08:33 AM
Vaults for Sale
By the year 2007, several factors may contribute to a decline in cash utilization: low-cost technology, consumer adoption trends, the changing economics of cash transportation and perhaps even a regulatory push.
That's why Wells Fargo has been looking ahead at ways to lessen the impact of a potential shift from cash to electronic payments.
The decline in the use of checks has already caused the industry to incur significant write-downs on the necessary infrastructure for check processing. "Checks declined faster than we were ready to manage them," says Mitch Christensen, executive vice president of Wells Fargo Services Company, the support organization for Wells Fargo Corporation (San Francisco, $349 billion in assets). "Some of that was our own problem, because we let the rules get changed before we were really ready to manage that capacity down, so now we're doing wholesale hub shutdowns, and painfully ratcheting down that excess capacity in the check environment."

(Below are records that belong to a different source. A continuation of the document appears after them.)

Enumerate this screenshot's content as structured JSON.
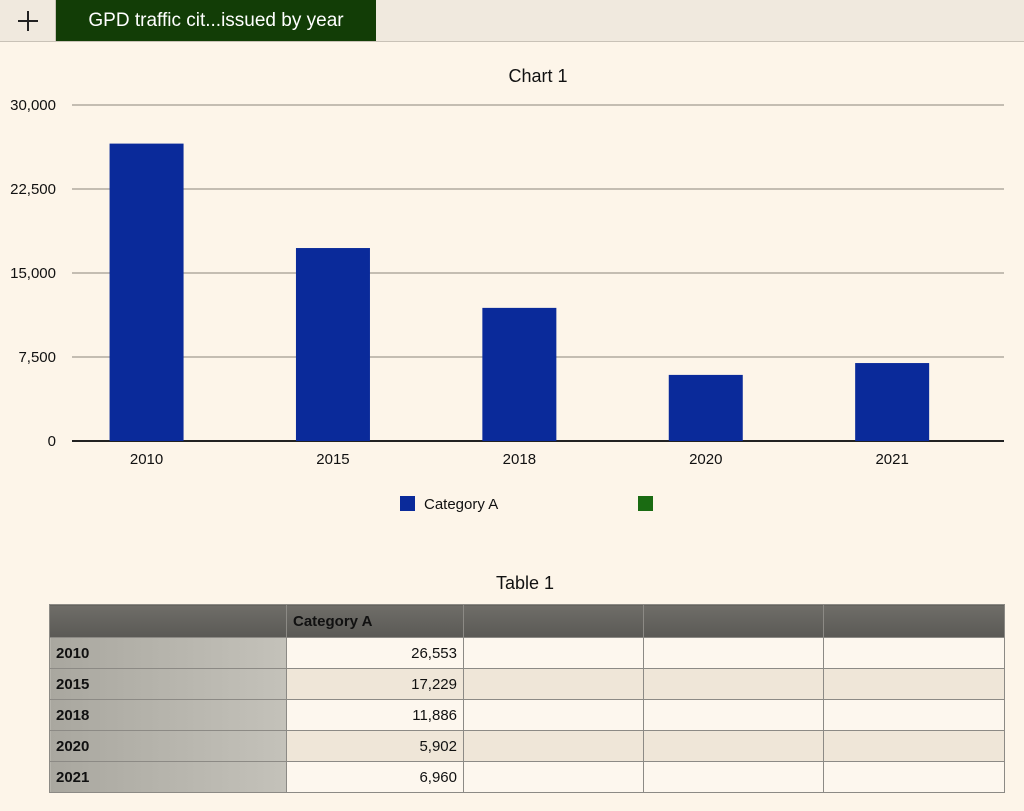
{
  "tabbar": {
    "add_icon": "plus-icon",
    "active_tab_label": "GPD traffic cit...issued by year",
    "active_tab_color": "#123d06"
  },
  "chart_data": {
    "type": "bar",
    "title": "Chart 1",
    "categories": [
      "2010",
      "2015",
      "2018",
      "2020",
      "2021"
    ],
    "series": [
      {
        "name": "Category A",
        "values": [
          26553,
          17229,
          11886,
          5902,
          6960
        ],
        "color": "#0a2a9a"
      }
    ],
    "legend": [
      "Category A",
      ""
    ],
    "legend_colors": [
      "#0a2a9a",
      "#1a6b12"
    ],
    "legend_position": "bottom",
    "ylim": [
      0,
      30000
    ],
    "yticks": [
      0,
      7500,
      15000,
      22500,
      30000
    ],
    "ytick_labels": [
      "0",
      "7,500",
      "15,000",
      "22,500",
      "30,000"
    ],
    "grid": true,
    "xlabel": "",
    "ylabel": ""
  },
  "table": {
    "title": "Table 1",
    "columns": [
      "",
      "Category A",
      "",
      "",
      ""
    ],
    "rows": [
      {
        "label": "2010",
        "value": "26,553"
      },
      {
        "label": "2015",
        "value": "17,229"
      },
      {
        "label": "2018",
        "value": "11,886"
      },
      {
        "label": "2020",
        "value": "5,902"
      },
      {
        "label": "2021",
        "value": "6,960"
      }
    ]
  }
}
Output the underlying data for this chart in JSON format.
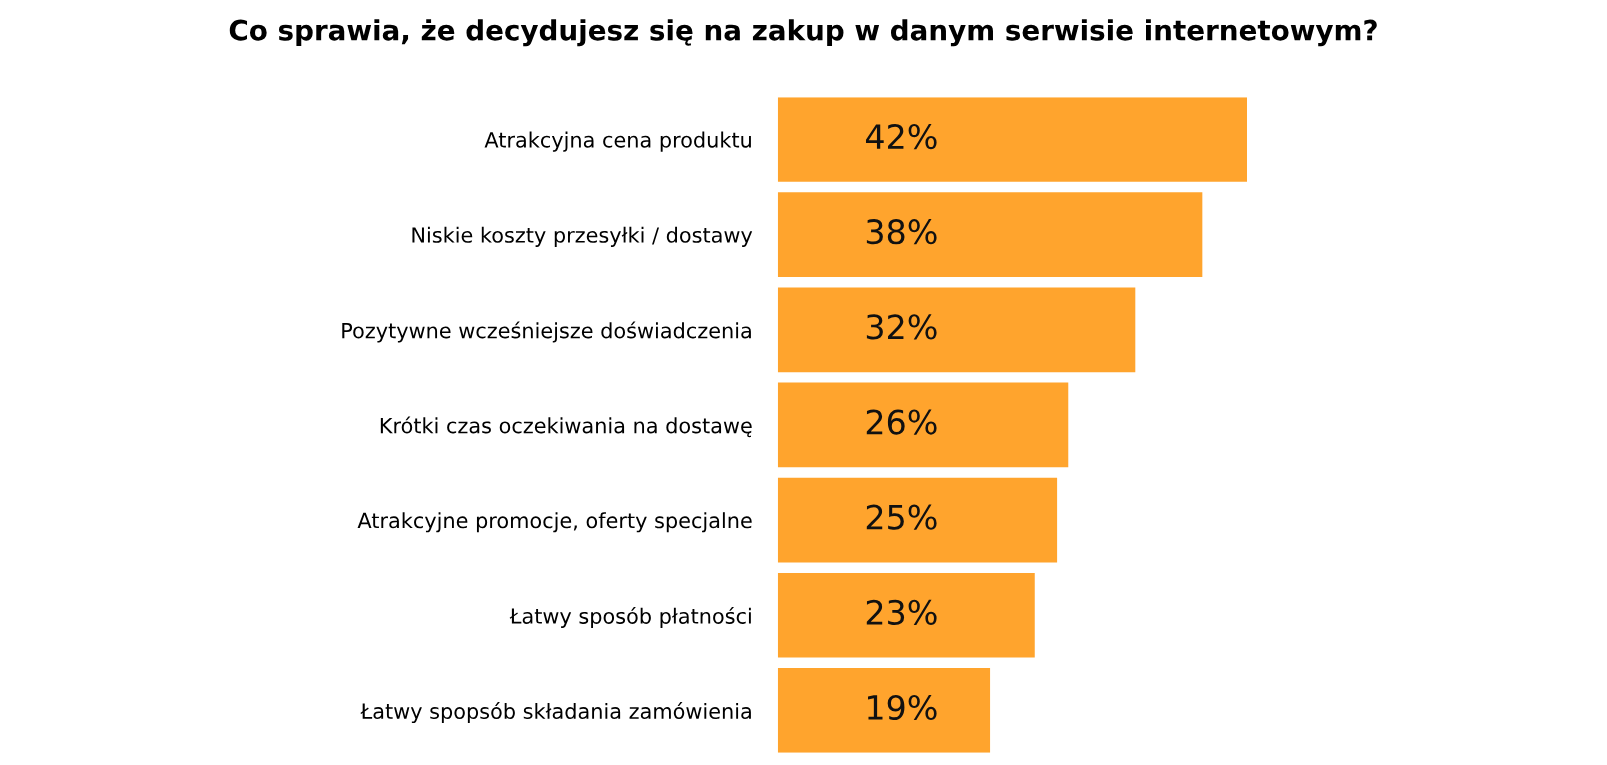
{
  "chart_data": {
    "type": "bar",
    "orientation": "horizontal",
    "title": "Co sprawia, że decydujesz się na zakup w danym serwisie internetowym?",
    "categories": [
      "Atrakcyjna cena produktu",
      "Niskie koszty przesyłki / dostawy",
      "Pozytywne wcześniejsze doświadczenia",
      "Krótki czas oczekiwania na dostawę",
      "Atrakcyjne promocje, oferty specjalne",
      "Łatwy sposób płatności",
      "Łatwy spopsób składania zamówienia"
    ],
    "values": [
      42,
      38,
      32,
      26,
      25,
      23,
      19
    ],
    "value_labels": [
      "42%",
      "38%",
      "32%",
      "26%",
      "25%",
      "23%",
      "19%"
    ],
    "color": "#ffa42d",
    "grid": false,
    "legend": false,
    "tick_labels": "y"
  }
}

If a decline of cash indeed comes to pass, get ready for more write-offs, and even more pain. "It's one thing to close down a check hub -- you lease the building out, or sell the building to someone else," says Christensen. "But it's very difficult to get rid of a vault."
Consequently, some banks may end up with stranded costs weighing down their operations. "Whoever owns the infrastructure in a channel that's declining is going to have a challenge," says Christensen.